Battle of the Planets: Trial By Fire
by Munier Sharrieff, Wilson Tortosa and Shane Law
Titan Books, 2003, £7.99, 80pp
ISBN 1-84023-607-8

This reviewed first appeared in The Alien Online

Come on, most of you of a certain age out there know exactly what this is just from the title alone: it's G-Force - Mark, Jason, Princess, Keyop and Tiny; it's school holidays; it's an endless series of giant robots invading Earth. Who knows, for some of you it's probably space-hoppers, Spangles and Chopper bikes too.

Nostalgia has been big in comics in this last year; relaunches of Transformers, Thundercats and Battle of The Planets have all done very nicely indeed - financially speaking, at least. Questions have been raised about standards of creativity, originality and, let it be said, maturity, because Battle Of The Planets was a children's cartoon series from over 20 years ago. I don't care what anyone else says, Battle Of The Planets was a children's cartoon series from over 20 years ago. It was never Crime And Punishment.

God knows, I remember it as fondly as anybody: pin-drop quiet descending upon a houseful of hyperactive kids as that fanfare of trumpets at the start of the theme music began. But I'm over 20 years older now. Is there (can there be?) anything in Battle Of The Planets for me today?

First of all, the artwork is great, plucking strings of instant recognition in the memory.
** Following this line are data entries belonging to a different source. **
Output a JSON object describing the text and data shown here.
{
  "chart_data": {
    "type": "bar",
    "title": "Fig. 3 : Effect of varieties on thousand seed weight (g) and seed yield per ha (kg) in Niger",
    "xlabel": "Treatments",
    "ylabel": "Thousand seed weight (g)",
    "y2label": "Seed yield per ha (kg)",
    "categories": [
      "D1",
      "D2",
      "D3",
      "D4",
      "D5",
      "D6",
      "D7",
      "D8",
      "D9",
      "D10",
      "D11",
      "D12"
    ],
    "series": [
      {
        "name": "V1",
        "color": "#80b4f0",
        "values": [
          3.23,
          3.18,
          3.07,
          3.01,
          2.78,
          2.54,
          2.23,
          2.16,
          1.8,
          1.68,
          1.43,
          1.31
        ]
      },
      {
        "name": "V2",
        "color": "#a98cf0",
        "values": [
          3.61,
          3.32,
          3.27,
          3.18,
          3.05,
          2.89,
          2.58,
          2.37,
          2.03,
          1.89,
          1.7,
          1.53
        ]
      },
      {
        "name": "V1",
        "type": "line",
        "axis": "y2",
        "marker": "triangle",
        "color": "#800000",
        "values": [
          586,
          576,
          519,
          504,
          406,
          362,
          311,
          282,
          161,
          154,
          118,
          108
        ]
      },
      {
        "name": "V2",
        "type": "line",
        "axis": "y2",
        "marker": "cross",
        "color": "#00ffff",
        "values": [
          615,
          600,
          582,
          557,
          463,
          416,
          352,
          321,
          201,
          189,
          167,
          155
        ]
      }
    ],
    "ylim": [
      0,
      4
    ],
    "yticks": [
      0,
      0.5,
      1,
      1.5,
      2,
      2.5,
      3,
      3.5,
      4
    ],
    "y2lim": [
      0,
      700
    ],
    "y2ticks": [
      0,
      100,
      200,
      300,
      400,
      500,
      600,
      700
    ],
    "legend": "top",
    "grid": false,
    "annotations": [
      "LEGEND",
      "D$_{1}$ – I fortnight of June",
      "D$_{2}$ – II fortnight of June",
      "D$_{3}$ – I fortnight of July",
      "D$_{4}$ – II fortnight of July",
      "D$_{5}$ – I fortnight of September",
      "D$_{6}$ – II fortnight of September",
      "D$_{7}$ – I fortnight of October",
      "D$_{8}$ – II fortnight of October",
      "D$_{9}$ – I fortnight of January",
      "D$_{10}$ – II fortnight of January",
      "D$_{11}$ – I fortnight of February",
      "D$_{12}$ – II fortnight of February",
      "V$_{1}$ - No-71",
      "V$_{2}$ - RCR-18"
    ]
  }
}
Clean, brightly coloured and really rather beautiful, it's a lot like the original but (as you'd expect) better. And there's blood, too - not bucketfuls of the stuff, but enough to make you aware that this is an updated BotP and not the spotless original.

Sharrieff keeps the dialogue simple but effective, building stresses and strains in the team dynamic and among individuals that will, again, be familiar but are now more intense, playing to the strengths of the new form. The level of characterisation here isn't likely to become a threat to Dostoyevsky, but there are some depths and corners that can be looked into in future without betraying the tenuous continuity of the original.

One thing that is lost in the translation to paper from screen is, oddly, much of the tension of the TV series - when the Phoenix went fiery or G-Force were in a tight spot the animation and the music worked extraordinarily well together to create some real tension (I can still hum some of that old incidental music…); in similar situations here this seems to slip by too quickly. The artwork goes a long way towards compensating, but this is a collection of only the first three comics and what with (re)introductions, updates and exposition there isn't a lot of room for that memorable tension.

Suspend your disbelief, leave your cynicism at the door, sit down and enjoy Battle Of The Planets. It's not the greatest comic you'll ever read, or even the best one you'll read this year, but it's bright, beautiful and optimistic, a small hit of nostalgia that by itself is surely harmless.